Officers work closely with an in-house social worker from HCRS, Kristin Neuf, he said.
“She's good people,” said Fitzgerald.
By the time officers are called to assist someone dealing with mental-health issues, a situation has hit crisis levels, Fitzgerald said: “It's already reached an apex.”
If someone from the department walks away, Fitzgerald said that the department will only receive another more serious call for the same person.
It's better to connect someone with services sooner rather than later, he said.
Fitzgerald hasn't seen an increase in the number of calls related to people experiencing a mental-health crisis.
“The need was always there,” he said. Mental health cross references with a multitude of social struggles like addiction, homelessness, or even crime.
“It really crosses all boundaries,” he said.
The difference, Fitzgerald noted, lies in how the department responds to the calls.
How it began
Team Two originated with the Vermont Department of Mental Health (DMH) in 2013, said Kristin Chandler, coordinator of the program.
The scenario-based training ensures that officers and crisis workers are in sync when responding to calls involving mental-health issues, Chandler said.

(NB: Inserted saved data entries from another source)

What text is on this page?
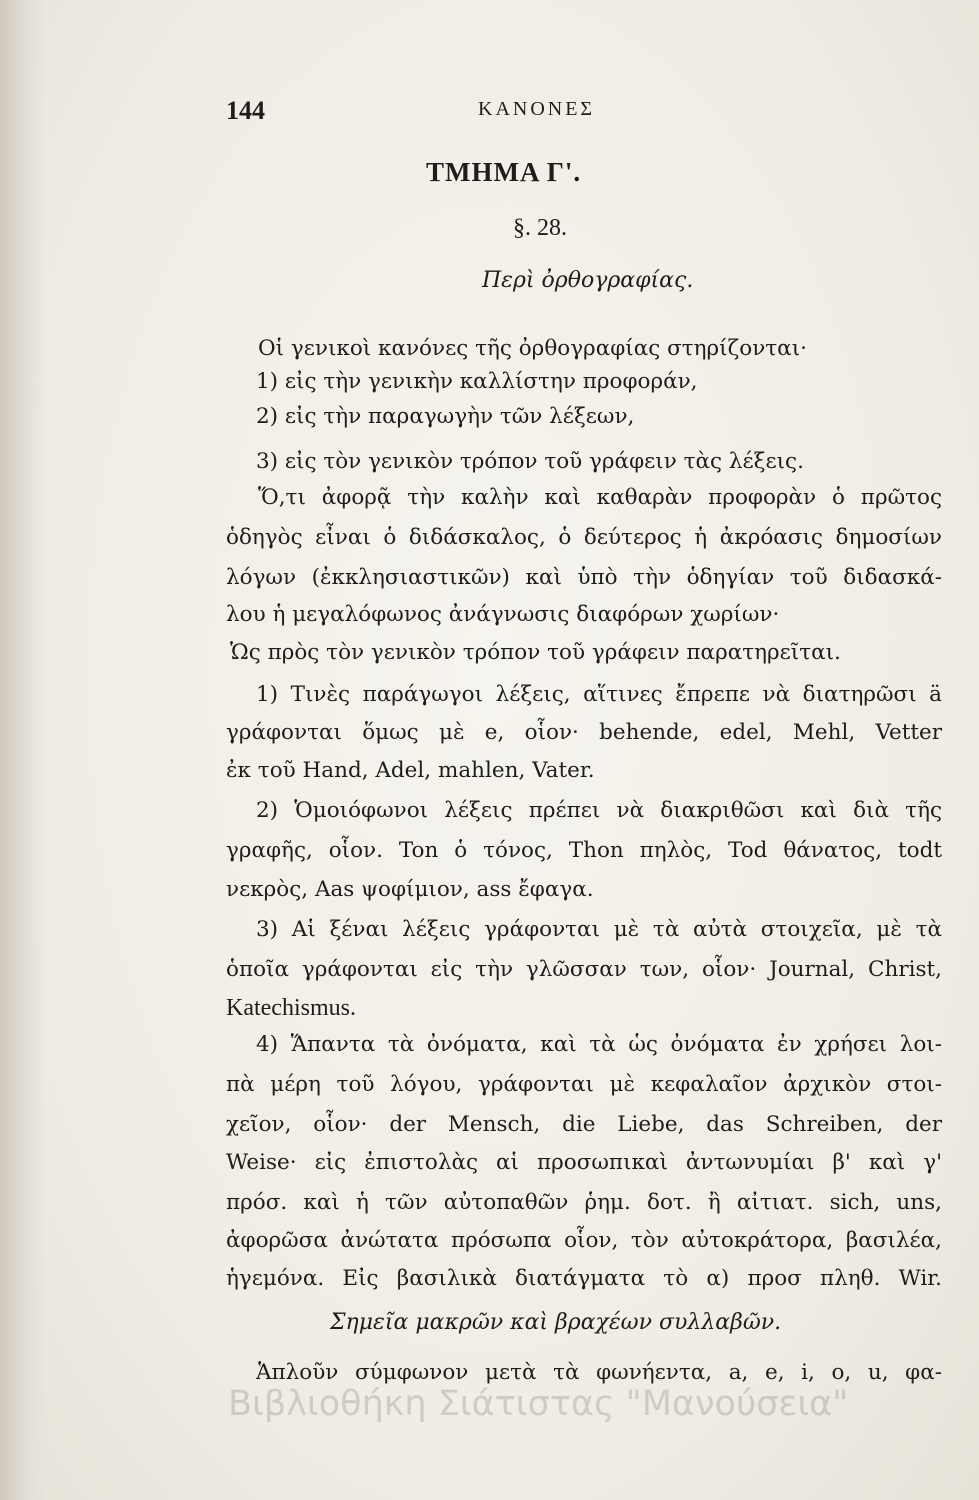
144	ΚΑΝΟΝΕΣ
ΤΜΗΜΑ Γ'.
§. 28.
Περὶ ὀρθογραφίας.
Οἱ γενικοὶ κανόνες τῆς ὀρθογραφίας στηρίζονται·
1) εἰς τὴν γενικὴν καλλίστην προφοράν,
2) εἰς τὴν παραγωγὴν τῶν λέξεων,
3) εἰς τὸν γενικὸν τρόπον τοῦ γράφειν τὰς λέξεις.
Ὅ,τι ἀφορᾷ τὴν καλὴν καὶ καθαρὰν προφορὰν ὁ πρῶτος
ὁδηγὸς εἶναι ὁ διδάσκαλος, ὁ δεύτερος ἡ ἀκρόασις δημοσίων
λόγων (ἐκκλησιαστικῶν) καὶ ὑπὸ τὴν ὁδηγίαν τοῦ διδασκά-
λου ἡ μεγαλόφωνος ἀνάγνωσις διαφόρων χωρίων·
Ὡς πρὸς τὸν γενικὸν τρόπον τοῦ γράφειν παρατηρεῖται.
1) Τινὲς παράγωγοι λέξεις, αἵτινες ἔπρεπε νὰ διατηρῶσι ä
γράφονται ὅμως μὲ e, οἷον· behende, edel, Mehl, Vetter
ἐκ τοῦ Hand, Adel, mahlen, Vater.
2) Ὁμοιόφωνοι λέξεις πρέπει νὰ διακριθῶσι καὶ διὰ τῆς
γραφῆς, οἷον. Ton ὁ τόνος, Thon πηλὸς, Tod θάνατος, todt
νεκρὸς, Aas ψοφίμιον, ass ἔφαγα.
3) Αἱ ξέναι λέξεις γράφονται μὲ τὰ αὐτὰ στοιχεῖα, μὲ τὰ
ὁποῖα γράφονται εἰς τὴν γλῶσσαν των, οἷον· Journal, Christ,
Katechismus.
4) Ἅπαντα τὰ ὀνόματα, καὶ τὰ ὡς ὀνόματα ἐν χρήσει λοι-
πὰ μέρη τοῦ λόγου, γράφονται μὲ κεφαλαῖον ἀρχικὸν στοι-
χεῖον, οἷον· der Mensch, die Liebe, das Schreiben, der
Weise· εἰς ἐπιστολὰς αἱ προσωπικαὶ ἀντωνυμίαι β' καὶ γ'
πρόσ. καὶ ἡ τῶν αὐτοπαθῶν ῥημ. δοτ. ἢ αἰτιατ. sich, uns,
ἀφορῶσα ἀνώτατα πρόσωπα οἷον, τὸν αὐτοκράτορα, βασιλέα,
ἡγεμόνα. Εἰς βασιλικὰ διατάγματα τὸ α) προσ πληθ. Wir.
Σημεῖα μακρῶν καὶ βραχέων συλλαβῶν.
Ἁπλοῦν σύμφωνον μετὰ τὰ φωνήεντα, a, e, i, o, u, φα-
Βιβλιοθήκη Σιάτιστας "Μανούσεια"
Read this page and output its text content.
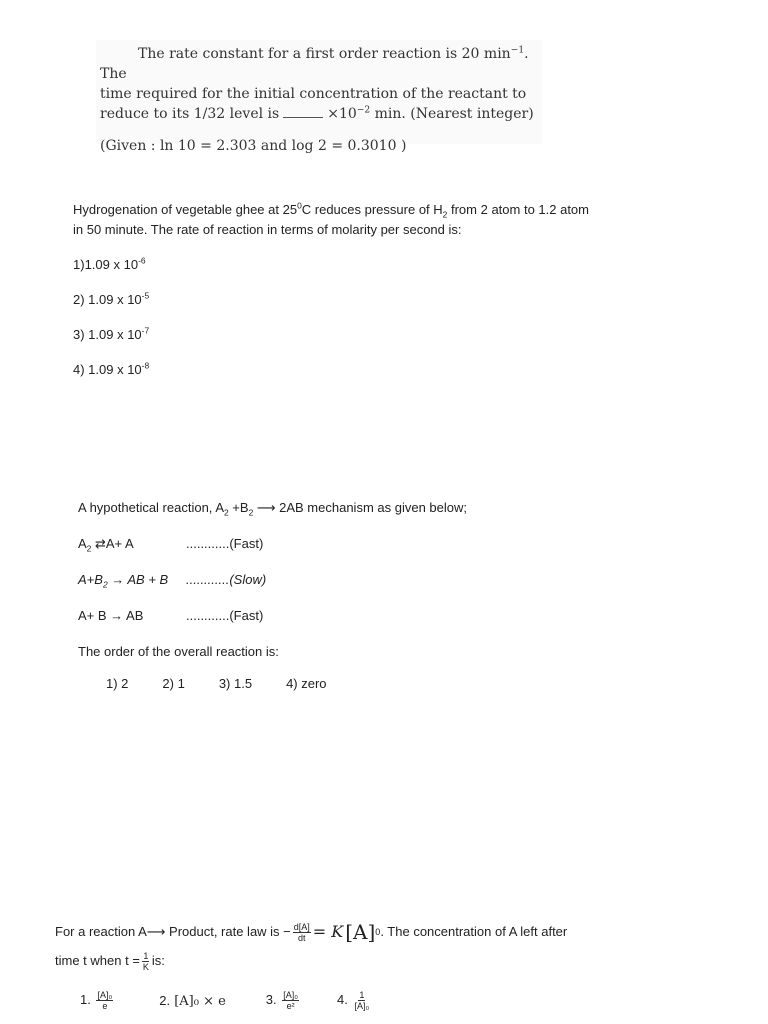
The rate constant for a first order reaction is 20 $\min^{-1}$. The
time required for the initial concentration of the reactant to
reduce to its 1/32 level is	$\times 10^{-2}$ min. (Nearest integer)
(Given : ln 10 = 2.303 and log 2 = 0.3010 )
Hydrogenation of vegetable ghee at $25^0C$ reduces pressure of $H_2$ from 2 atom to 1.2 atom
in 50 minute. The rate of reaction in terms of molarity per second is:
1)1.09 x $10^{-6}$
2) 1.09 x $10^{-5}$
3) 1.09 x $10^{-7}$
4) 1.09 x $10^{-8}$
A hypothetical reaction, $A_2 +B_2$ ⟶ 2AB mechanism as given below;
$A_2$ ⇄A+ A	............(Fast)
$A+B_2$ → AB + B ............(Slow)
A+ B → AB	............(Fast)
The order of the overall reaction is:
1) 2	2) 1	3) 1.5	4) zero
For a reaction A⟶ Product, rate law is − $\frac{d[A]}{dt} = K$ [A] 0 . The concentration of A left after
time t when $t = \frac{1}{K}$ is:
1. $\frac{\text{[A]₀}}{e}$	2. [A]₀ × e	3. $\frac{\text{[A]₀}}{\text{e²}}$	4. $\frac{1}{\text{[A]₀}}$
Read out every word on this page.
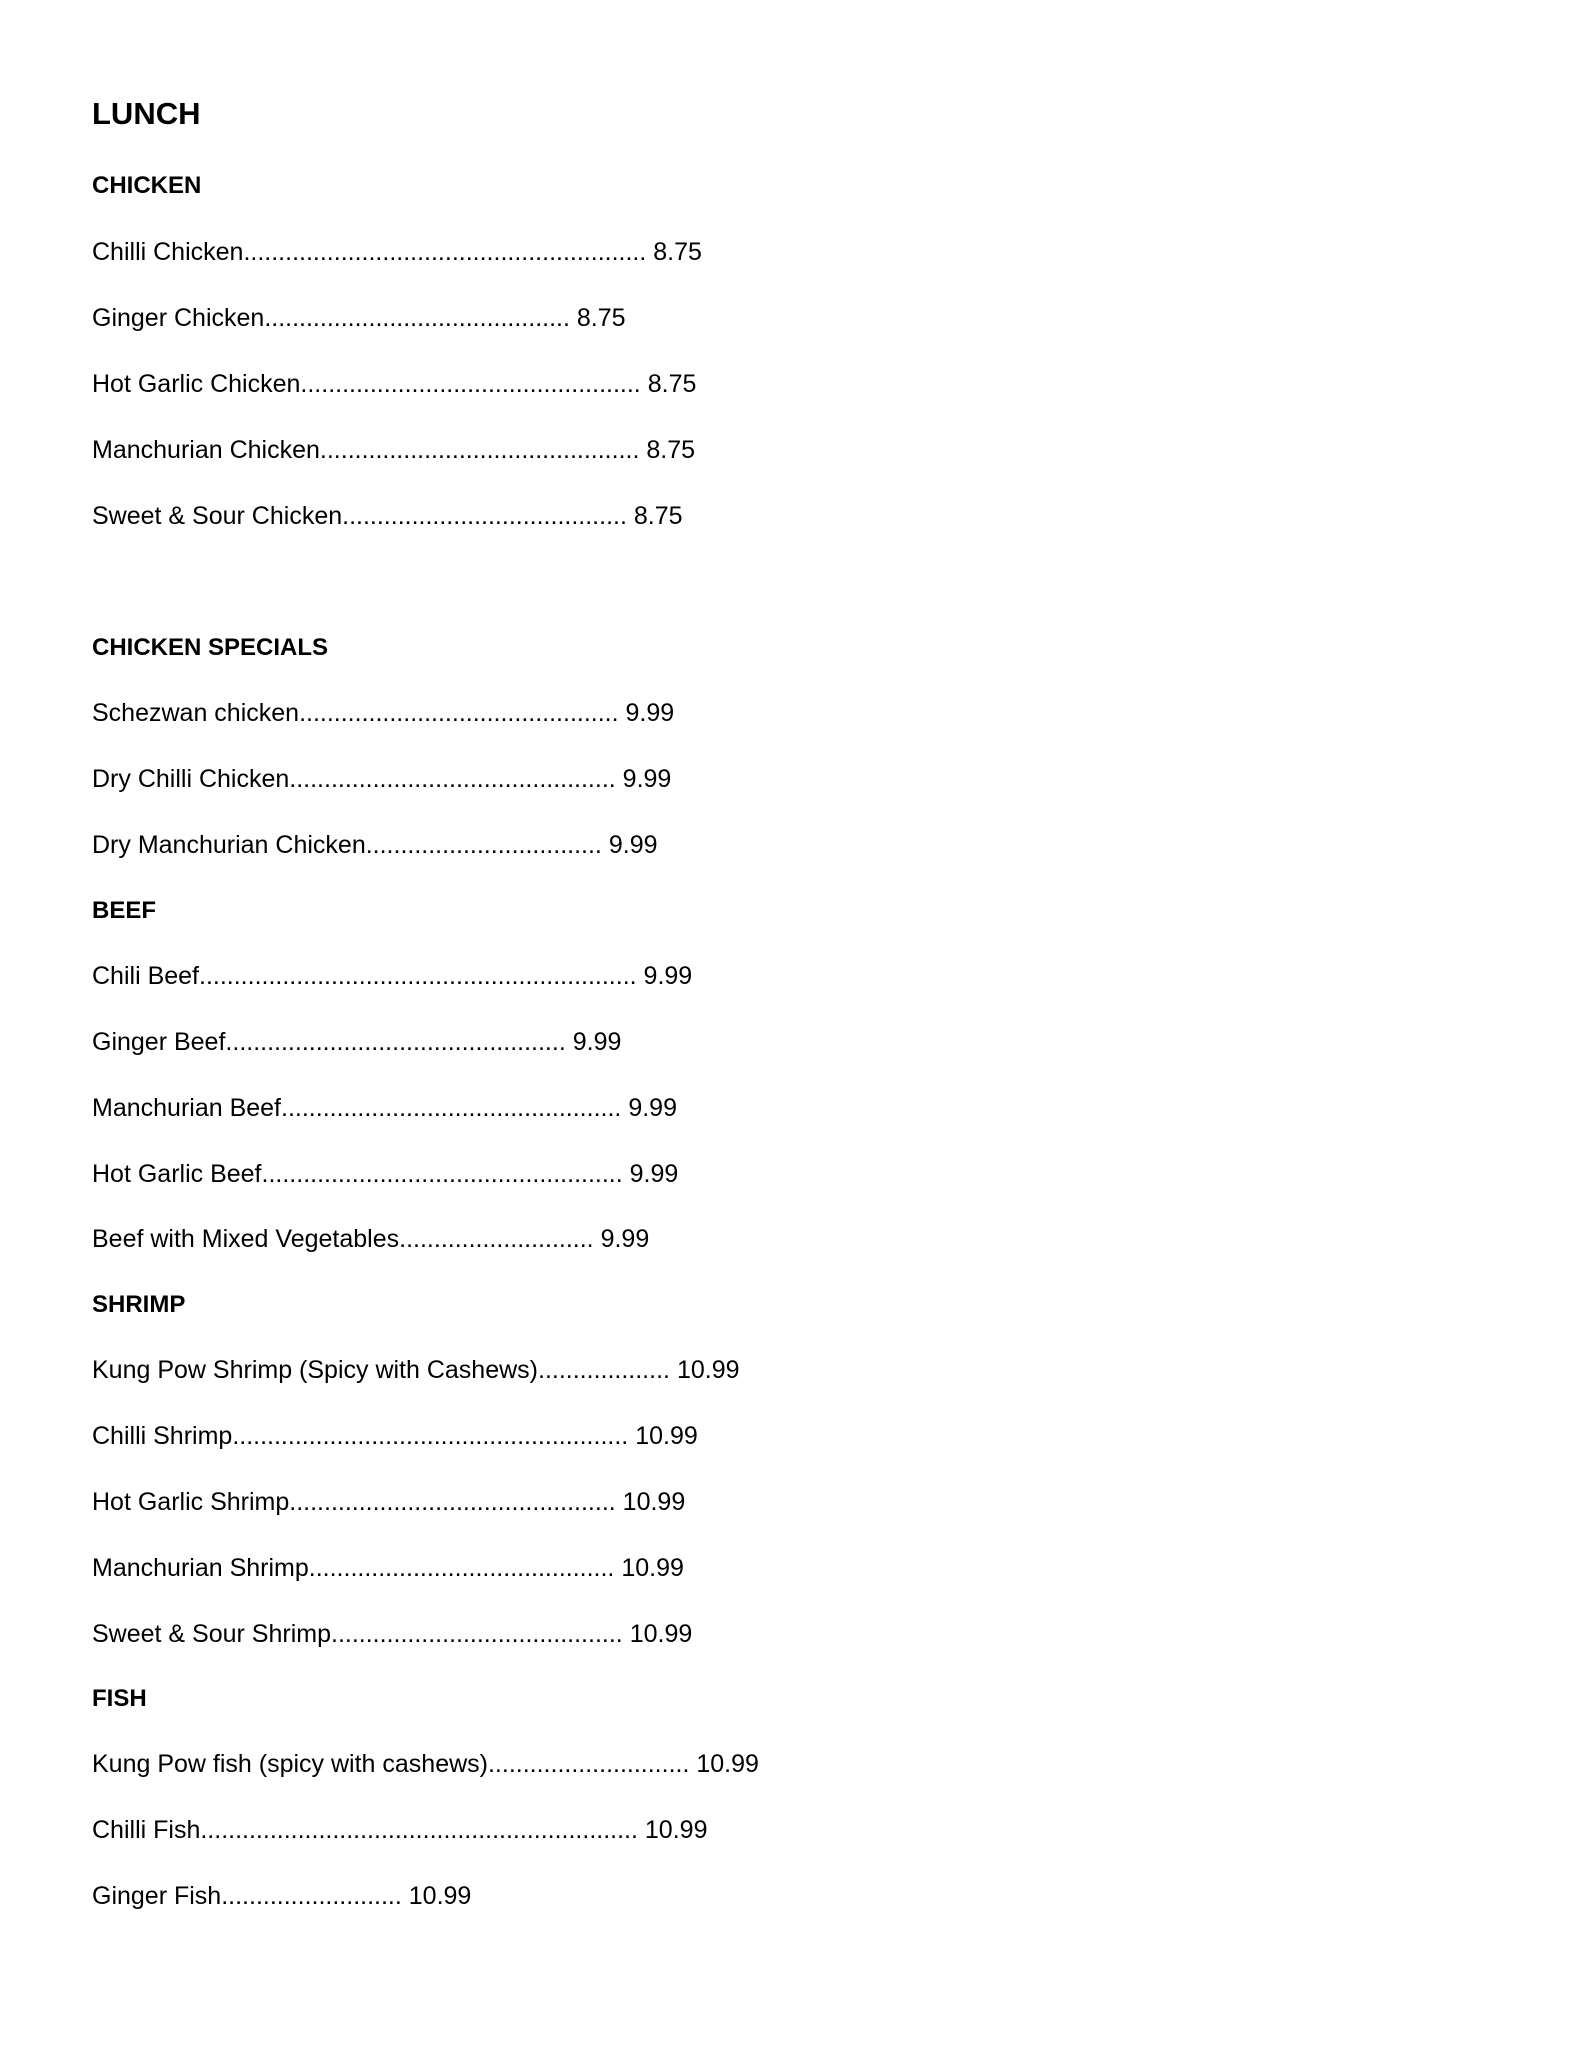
LUNCH
CHICKEN
Chilli Chicken.......................................................... 8.75
Ginger Chicken............................................ 8.75
Hot Garlic Chicken................................................. 8.75
Manchurian Chicken.............................................. 8.75
Sweet & Sour Chicken......................................... 8.75
CHICKEN SPECIALS
Schezwan chicken.............................................. 9.99
Dry Chilli Chicken............................................... 9.99
Dry Manchurian Chicken.................................. 9.99
BEEF
Chili Beef............................................................... 9.99
Ginger Beef................................................. 9.99
Manchurian Beef................................................. 9.99
Hot Garlic Beef.................................................... 9.99
Beef with Mixed Vegetables............................ 9.99
SHRIMP
Kung Pow Shrimp (Spicy with Cashews)................... 10.99
Chilli Shrimp......................................................... 10.99
Hot Garlic Shrimp............................................... 10.99
Manchurian Shrimp............................................ 10.99
Sweet & Sour Shrimp.......................................... 10.99
FISH
Kung Pow fish (spicy with cashews)............................. 10.99
Chilli Fish............................................................... 10.99
Ginger Fish.......................... 10.99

Common vocabulary and responses for the officers and crisis workers involves three components: safety, clinical, and legal.
When police and mental-health workers collaborate, they can often avoid automatically arresting or hospitalizing a person, she said.
Instead, the person in crisis finds safety and is connected with needed services.
A few municipalities of varying sizes have adopted the program, Chandler said.
So far, 160 people have gone through the program. Team Two, a contracted program with DMH administered by the Vermont Care Partners, will hold eight more trainings between now and July 2016.
According to Chandler, the idea for the program started with Mary Moulton, the former deputy commissioner of DMH, who later led the department on an interim basis. Moulton asked Chandler, an assistant attorney general, to develop a statewide program.
Moulton is now the executive director of the Washington County Mental Health Services, Inc., where she witnessed strong collaborations between police and mental-health professionals, said Chandler.
Chandler, along with Silfies, launched a task force that included people from the health department, family members, peers, and workers from other state agencies.
Nominations for a law-enforcement officer and a mental-health-crisis worker to receive the award were solicited from police chiefs, sheriffs, state police barracks commanders, and emergency-services directors.
The Team Two Steering Committee reviewed the nominations and selected the two recipients.
For his part, Evans shrugs off his chief's praise. In his opinion, the entire department deserves credit for finding new ways of responding to the community's needs.
“I don't think it is something you could do alone,” he said. “It has to be a department-wide move.”